The Maoris of New Zealand, like the American Indians of North America, have been marginalized in their own country. Their culture has been rendered irrelevant by the British invaders. They now live in squalor. The men, who once were warriors, respond to their emasculation by either becoming drunks or directing their impotent rage at those around them, most tragically their families. The kids become gangbangers, stealing car radios, and practice rapping or snogging at a tragically young age.
Director Lee Tamahori brilliantly captures the theme of Once Were Warriors from the first shot, which starts from a closeup on a billboard depicting the pristine countryside of New Zealand, panning to the highway and squalor next to it.

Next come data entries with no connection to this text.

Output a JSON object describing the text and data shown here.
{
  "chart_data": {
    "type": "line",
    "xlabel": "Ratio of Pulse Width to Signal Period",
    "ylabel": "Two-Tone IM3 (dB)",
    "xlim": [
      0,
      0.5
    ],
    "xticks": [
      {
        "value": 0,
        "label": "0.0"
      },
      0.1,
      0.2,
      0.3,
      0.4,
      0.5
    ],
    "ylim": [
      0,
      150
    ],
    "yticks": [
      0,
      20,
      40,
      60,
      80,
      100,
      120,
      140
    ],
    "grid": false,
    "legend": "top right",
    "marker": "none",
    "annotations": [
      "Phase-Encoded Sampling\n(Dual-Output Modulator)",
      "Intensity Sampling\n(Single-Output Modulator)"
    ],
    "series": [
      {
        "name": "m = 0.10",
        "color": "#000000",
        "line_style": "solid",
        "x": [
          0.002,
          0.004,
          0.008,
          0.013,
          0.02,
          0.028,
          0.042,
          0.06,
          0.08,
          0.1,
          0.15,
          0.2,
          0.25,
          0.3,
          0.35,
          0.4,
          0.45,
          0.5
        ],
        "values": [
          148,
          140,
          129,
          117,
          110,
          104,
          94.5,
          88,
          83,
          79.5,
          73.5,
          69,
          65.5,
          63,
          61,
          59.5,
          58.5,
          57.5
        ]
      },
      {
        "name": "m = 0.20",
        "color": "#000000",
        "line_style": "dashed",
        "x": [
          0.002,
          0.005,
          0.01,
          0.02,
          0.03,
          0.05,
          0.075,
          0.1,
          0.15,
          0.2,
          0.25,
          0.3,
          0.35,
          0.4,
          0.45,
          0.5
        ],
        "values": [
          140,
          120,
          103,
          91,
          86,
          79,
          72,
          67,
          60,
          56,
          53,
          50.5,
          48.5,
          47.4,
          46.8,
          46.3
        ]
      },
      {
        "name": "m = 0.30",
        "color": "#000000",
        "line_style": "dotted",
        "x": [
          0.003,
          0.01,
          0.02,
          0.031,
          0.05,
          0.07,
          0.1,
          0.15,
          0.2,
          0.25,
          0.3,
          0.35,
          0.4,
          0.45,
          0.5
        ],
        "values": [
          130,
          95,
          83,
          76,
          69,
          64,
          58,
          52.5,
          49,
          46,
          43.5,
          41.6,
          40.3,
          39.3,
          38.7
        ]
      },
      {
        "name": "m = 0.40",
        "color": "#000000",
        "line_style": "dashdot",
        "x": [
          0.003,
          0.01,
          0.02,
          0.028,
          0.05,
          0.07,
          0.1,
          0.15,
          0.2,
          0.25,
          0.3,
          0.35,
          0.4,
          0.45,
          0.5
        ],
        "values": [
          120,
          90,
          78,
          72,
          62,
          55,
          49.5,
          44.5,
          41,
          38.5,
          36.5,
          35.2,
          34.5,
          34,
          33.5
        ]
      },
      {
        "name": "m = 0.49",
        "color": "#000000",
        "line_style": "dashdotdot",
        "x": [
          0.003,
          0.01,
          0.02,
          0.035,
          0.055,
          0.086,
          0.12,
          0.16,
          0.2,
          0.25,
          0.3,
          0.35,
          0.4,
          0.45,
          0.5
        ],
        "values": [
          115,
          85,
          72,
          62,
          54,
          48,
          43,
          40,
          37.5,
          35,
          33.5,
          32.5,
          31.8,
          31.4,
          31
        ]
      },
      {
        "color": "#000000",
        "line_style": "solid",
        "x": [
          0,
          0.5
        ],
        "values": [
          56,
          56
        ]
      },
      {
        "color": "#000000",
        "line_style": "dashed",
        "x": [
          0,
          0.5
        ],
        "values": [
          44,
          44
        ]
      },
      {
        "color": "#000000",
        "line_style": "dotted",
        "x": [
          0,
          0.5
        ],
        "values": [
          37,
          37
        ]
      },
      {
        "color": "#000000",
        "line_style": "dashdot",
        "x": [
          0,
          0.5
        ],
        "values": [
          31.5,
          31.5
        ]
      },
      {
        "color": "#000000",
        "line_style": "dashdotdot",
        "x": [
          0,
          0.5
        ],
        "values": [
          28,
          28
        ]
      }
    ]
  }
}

Once you get over the shock of hearing a New Zealand English accent coming out of the mouths of the Maoris, you notice how incredible the acting is. As Jake, the patriarch of the Heke family, Temuera Morrison exudes brooding charisma and physicality. Rena Owen slips into the character of his hard-bitten wife Beth like a second skin. Cliff Curtis is fantastic as the family friend whose actions push Once Were Warriors into the realm of Shakespearian tragedy. Curtis has justifiably since become a major Hollywood character actor.
But best of all is the screenplay by Riwia Brown and the direction by Lee Tamahori, which are incredibly vivid. They capture the passion and the physicality of these people, and the sweaty squalor of their surroundings.
One thing I’ve gotta mention: the fight choreography is just harrowing, especially the domestic abuse.
Once Were Warriors is the best illustration I’ve seen of how colonialism and the marginalization of a vital indigenous society are the roots of a more or less permanent underclass that eats it’s own young, but the Once Were Warriors is not a dry social tract — it’s message is delivered in unforgettably personal and visceral terms. I defy anyone not to be moved by Once Were Warriors.